The mineral wealth of this magnificent country, its water communication, its abundant fuel, its wood, stone, and clay for building, its rich pastures for cattle, and fertile lands for the growth of cereals, the game of its woods, and the fish of its rivers, its climate so conducive to health and cheerfulness, show it to be pre-eminently adapted to be the habitation of men; and doubtless the time is not far distant when those vast solitudes shall be peopled by our own countrymen, who, taking with them their labour and their skill, and what is still more important, the plodding industry which distinguishes the sons of Britain, shall find in the Far-West prosperous and happy homes--homes, we trust, in which the fear of God will rule paramount--homes where fathers and mothers will train up their children in the fear of the Lord--homes in which no greed of gain will tempt their occupants to deeds of injustice and cruelty to the Red man, who still roams over the prairies of the West. When the settler shall take possession of the fertile lands which stretch from the western shore of the beautiful Lake of the Woods to the foot of the Rocky Mountains, it is to be hoped that the Gospel will go with him, that the faithful minister of Christ will accompany the emigrant, and that those now desolate wilds shall reverberate with the sound of the church-going bell, that God's sacred day will be hallowed, and from many a now lonely spot shall ascend the sweet sounds of prayer and praise to Him who has clothed the earth with beauty, and caused it to bring forth fruit for the use of man, and oh! wondrous love, has given His only beloved Son to die for us, that we, through Him, may inherit a home too glorious for the heart of man to conceive--a home prepared alike for the red man and the white man, but a home into which "shall in no wise enter anything that defileth, or worketh abomination, or maketh a lie."

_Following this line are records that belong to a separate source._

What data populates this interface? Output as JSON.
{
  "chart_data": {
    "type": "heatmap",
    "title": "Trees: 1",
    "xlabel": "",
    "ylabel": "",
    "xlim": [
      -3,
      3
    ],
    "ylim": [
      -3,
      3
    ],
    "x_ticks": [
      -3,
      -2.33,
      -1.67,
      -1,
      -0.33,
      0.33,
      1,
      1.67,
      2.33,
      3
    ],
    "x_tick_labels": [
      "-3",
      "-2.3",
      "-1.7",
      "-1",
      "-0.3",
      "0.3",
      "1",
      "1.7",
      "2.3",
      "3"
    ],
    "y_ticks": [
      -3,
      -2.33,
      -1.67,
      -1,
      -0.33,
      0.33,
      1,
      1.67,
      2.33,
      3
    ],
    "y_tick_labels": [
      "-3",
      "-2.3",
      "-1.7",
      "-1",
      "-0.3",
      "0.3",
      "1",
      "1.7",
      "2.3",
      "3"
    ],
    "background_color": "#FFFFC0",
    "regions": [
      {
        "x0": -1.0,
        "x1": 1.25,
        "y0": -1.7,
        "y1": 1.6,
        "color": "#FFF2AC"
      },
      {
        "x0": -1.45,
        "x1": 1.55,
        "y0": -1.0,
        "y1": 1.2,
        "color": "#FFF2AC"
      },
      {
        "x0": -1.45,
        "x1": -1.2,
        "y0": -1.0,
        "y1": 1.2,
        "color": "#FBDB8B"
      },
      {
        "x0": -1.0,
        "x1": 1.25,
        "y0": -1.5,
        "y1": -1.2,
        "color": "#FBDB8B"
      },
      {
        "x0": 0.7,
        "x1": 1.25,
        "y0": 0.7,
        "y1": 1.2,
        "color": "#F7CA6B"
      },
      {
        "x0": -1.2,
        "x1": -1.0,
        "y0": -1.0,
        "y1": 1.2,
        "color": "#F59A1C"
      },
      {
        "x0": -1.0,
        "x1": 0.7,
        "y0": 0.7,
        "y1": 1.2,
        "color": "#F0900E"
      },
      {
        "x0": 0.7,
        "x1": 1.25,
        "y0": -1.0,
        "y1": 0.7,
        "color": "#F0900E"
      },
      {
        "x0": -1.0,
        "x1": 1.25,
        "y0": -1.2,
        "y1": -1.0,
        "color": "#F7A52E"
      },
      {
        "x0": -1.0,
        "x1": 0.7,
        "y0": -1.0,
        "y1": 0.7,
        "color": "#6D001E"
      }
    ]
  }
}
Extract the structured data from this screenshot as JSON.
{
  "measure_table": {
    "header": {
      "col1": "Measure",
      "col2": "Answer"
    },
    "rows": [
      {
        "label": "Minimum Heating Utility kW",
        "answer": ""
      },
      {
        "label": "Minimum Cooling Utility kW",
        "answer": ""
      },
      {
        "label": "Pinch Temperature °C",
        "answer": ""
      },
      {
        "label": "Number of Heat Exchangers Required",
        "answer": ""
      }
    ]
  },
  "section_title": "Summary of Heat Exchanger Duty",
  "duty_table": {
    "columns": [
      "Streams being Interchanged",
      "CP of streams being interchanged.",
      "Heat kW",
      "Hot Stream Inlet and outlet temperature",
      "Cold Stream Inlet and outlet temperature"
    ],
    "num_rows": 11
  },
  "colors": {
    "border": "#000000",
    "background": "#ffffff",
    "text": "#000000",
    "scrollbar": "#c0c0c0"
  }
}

God has laid great responsibilities on Britain by giving this rich country into her hands. The pioneers of the Gospel have gone thither, and the success which has attended their efforts abundantly proves that these red men are capable of being civilized and evangelized. How incumbent is it upon us, then, to care for and instruct the immortal souls of the wild men who once called the land their own! This hitherto little known country is about to become one of the great highways of commerce between England and Asia. The Canadian Pacific Railway, for the construction of which the British Parliament has guaranteed a loan, will attract towards those fertile regions a vast tide of emigration. Will Britain be faithful to her trust? will she send the standard-bearers of the Cross with those who go forth from her shores to make fortunes in those fair lands? will she, mindful that it is righteousness which exalteth a nation, provide for the religious instruction of her sons, who shall perhaps lay the foundation of a powerful nation in the rich prairies of the West? It is said, that to the piety of the little band who colonized New England the United States owes even now all that is found there of true religion; the spirit and the influence of those God-fearing men who, persecuted in their own land, sought a home across the waters of the Atlantic, where they might worship God according to their conscience, is to this day felt through the length and breadth of that now powerful nation. In a far wider sense may such be the case with the colonists who shall in future leave our own country to people the wilds of America. May gratitude for the signal blessings which the Lord of heaven and earth has conferred on Britain, animate her to make efforts commensurate to the needs of the vast territory she owns! May there be many whose hearts constrained by the love of Christ shall willingly offer themselves to go into this portion of the Lord's vineyard! Let us pray that "great may be the company of preachers" who shall dispense the Word of life both to red and white men in those far-off regions. Let us pray that there may be many who, hearing the Master's call, "Whom shall I send? and who will go for us?" will respond, "Here am I, send me."

"How beauteous are the feet of those who bear
Mercy to men, glad tidings to despair!
Far from the mountain's top, they lovelier seem
Than moonlight dews, or morning's rosy beam."